The proponents of the gestural theory of the origins of language
believe that the transition to spoken language probably proceeded
gradually until about 50 000 years ago, when spoken language became
far more predominant, thus permanently freeing the hands to accomplish
the staggering technological and artistic advances of that period.
According to another set of theories, language emerged from the complexity
of the social world in which primates lived. In this
regard, these theories contrast with the other theories that
emphasize exchanging information about the physical environment
for pragmatic purposes such as more effective hunting.
British anthropologist Robin Dunbar’s “gossip” theory
is one of these theories based on social complexity.
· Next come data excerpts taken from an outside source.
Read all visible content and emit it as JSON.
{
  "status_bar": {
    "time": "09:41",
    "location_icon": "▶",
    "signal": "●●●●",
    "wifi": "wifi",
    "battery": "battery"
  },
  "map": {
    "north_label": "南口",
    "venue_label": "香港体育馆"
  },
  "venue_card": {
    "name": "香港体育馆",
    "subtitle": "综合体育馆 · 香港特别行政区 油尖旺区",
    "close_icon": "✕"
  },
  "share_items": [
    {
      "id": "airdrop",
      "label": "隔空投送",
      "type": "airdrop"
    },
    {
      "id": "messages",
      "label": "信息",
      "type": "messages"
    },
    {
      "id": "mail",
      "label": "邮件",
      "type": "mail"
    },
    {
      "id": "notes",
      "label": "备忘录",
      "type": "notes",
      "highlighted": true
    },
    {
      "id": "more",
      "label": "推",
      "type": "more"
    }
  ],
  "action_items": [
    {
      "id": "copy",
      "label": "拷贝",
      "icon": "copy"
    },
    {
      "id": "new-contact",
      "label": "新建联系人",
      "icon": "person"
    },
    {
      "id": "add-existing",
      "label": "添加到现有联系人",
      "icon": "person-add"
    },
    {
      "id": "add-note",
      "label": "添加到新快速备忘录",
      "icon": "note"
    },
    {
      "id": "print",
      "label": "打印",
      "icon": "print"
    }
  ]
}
Around the
mid-1990s, Dunbar pointed out that the majority of people’s
conversations are devoted to gathering news either about the people
they are speaking to or about third parties: in other words, to
gossiping. For Dunbar, the primary function of language therefore
is to exchange information about the individual’s social
environment: who is trustworthy, who has made alliances with
whom—in short, the usual gossip.
In primates, it is mutual grooming that serves
this social function, strengthening hierarchies and promoting
reconciliation after conflicts. Dunbar believes that during
hominization, as the number of individuals in each group
increased, language simply became more effective than grooming
as a tool for social cohesion.
Other authors, such as French sociolinguist Jean-Louis Dessalles,
assert that humans began to talk because they are first and foremost political
animals. In this sense, the great advantage that language
conferred on early humans would have been the ability to persuade
other people to form alliances, or to accept the truth of something
that was not happening before their eyes. Thus language would have
emerged because hominids needed a way to choose their allies within
groups whose social structures were becoming more and more complex.
Still other authors, such as French cognitive linguist Bernard Victorri, emphasize
that at a certain point in its evolution, the human species experienced the need
to formulate laws to manage the crises arising from the increasingly
complex mental lives of the members of the social group. These laws were expressed
in myths such as are recounted in all human societies—“This happened,
and it could happen again, but it must not.” Such tales may have promoted
the emergence of the narrative complexity that is unique to the human species.
But besides the nature of the mechanisms by which language originated, one other
question has been haunting linguists for many years: whether
language was invented just one time, or many.